You have downloaded a video or audio file and you are unable to open it or it does not play properly?
This can be due to a simple reason: a missing codec. But what codec(s) should i download?
1. The easiest way to find out is to check the file extension.
One thing to be noted is that some files can be named wrongly and some file formats, such as AVI, require different codecs depending on the file, even if the file extension is the same.
2. Other method - also very simple - to find out the proper codec for video or audio files is to use a codec identifier, MediaInfo,
GSpot (obsolete) or other similar software (see the list below).
These small tools can help you to check what codecs you need and whether your computer is able to play the file(s).
3. Sometimes it would be simpler to just install most of the commonly used codecs so as to avoid having to search for one each time you download a file using a new codec.
Such codec packs are available here, at codecs.com, however, you must take precautions to ensure that there are no software conflicts.
Many users reported troubles with codec packs.

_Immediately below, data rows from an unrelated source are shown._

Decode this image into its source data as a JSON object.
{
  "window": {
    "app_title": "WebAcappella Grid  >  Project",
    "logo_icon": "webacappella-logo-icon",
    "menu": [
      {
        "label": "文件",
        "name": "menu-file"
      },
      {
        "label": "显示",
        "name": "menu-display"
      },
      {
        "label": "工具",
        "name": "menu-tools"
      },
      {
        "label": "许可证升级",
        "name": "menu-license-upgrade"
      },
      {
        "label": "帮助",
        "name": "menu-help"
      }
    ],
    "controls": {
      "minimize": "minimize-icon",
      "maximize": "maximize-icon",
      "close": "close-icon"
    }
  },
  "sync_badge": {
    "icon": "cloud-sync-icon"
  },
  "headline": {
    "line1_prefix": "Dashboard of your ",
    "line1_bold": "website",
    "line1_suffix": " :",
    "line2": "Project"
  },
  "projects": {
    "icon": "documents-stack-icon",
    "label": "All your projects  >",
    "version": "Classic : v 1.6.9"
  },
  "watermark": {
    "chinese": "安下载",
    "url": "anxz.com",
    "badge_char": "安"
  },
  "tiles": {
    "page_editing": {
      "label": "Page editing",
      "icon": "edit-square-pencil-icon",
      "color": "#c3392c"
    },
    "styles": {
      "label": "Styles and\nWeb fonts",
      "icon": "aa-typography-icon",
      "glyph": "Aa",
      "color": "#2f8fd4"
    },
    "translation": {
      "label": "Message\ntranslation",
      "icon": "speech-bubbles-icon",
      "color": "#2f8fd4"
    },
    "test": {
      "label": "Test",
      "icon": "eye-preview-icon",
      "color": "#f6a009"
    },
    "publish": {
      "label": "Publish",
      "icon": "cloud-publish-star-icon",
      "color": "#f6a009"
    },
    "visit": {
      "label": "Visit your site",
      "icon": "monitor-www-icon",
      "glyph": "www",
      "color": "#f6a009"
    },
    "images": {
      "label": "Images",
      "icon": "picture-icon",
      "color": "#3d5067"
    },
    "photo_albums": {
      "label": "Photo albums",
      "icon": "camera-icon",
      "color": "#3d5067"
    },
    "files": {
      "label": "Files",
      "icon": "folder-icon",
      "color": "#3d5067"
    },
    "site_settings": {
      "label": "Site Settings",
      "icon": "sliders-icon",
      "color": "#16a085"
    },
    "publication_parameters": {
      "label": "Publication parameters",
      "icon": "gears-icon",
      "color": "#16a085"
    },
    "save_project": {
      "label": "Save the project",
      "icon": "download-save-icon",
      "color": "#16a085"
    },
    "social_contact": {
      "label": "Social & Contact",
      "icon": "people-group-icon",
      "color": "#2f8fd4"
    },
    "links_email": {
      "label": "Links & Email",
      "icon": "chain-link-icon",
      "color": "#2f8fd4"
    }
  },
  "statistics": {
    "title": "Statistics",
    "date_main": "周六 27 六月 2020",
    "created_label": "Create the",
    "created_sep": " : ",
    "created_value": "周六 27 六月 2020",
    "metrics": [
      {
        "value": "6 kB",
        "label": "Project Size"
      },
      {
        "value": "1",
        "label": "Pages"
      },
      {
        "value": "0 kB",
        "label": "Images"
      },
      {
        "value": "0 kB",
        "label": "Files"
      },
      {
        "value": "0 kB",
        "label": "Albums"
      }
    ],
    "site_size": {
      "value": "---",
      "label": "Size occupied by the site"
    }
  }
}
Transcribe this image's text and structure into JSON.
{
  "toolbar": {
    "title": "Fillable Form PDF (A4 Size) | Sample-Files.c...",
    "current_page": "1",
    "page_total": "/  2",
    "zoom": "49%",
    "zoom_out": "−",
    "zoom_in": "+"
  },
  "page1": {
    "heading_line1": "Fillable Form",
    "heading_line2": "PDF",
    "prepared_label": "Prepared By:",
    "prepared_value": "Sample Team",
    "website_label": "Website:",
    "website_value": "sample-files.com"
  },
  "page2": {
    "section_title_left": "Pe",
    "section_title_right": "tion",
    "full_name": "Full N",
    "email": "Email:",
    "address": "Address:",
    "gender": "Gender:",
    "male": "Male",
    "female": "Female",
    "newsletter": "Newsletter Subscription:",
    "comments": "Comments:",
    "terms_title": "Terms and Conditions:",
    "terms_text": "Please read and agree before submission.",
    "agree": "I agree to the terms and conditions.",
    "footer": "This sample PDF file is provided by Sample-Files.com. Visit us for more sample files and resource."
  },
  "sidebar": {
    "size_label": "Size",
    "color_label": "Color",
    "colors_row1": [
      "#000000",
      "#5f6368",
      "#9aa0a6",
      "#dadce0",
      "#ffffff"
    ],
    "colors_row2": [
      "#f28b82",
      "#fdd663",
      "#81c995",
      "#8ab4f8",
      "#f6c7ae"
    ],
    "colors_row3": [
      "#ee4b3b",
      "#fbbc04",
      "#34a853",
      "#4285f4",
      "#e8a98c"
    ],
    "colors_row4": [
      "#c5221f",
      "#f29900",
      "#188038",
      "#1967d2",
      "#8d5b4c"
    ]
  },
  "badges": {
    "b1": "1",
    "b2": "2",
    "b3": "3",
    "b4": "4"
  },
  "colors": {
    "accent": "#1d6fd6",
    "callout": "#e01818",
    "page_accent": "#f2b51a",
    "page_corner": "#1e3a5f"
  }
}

Our advice: if you choose to install a codec pack, always use tools like MediaInfo or DXVA Checker and try to install only the codecs you need. Almost all packs give you the option to select the codecs before installation.
- DSF/MFT Viewer: displays information about various multimedia tools (decoders, filters, splitters and so on) installed on your computer.
- InstalledCodec: provides information about the codecs and filters installed on your PC.
- CodecViewer: is a little tool, which tells you which audio and video codecs you need for an avi file.
- AVIcodec: provides the codec information you need in order to play a media file.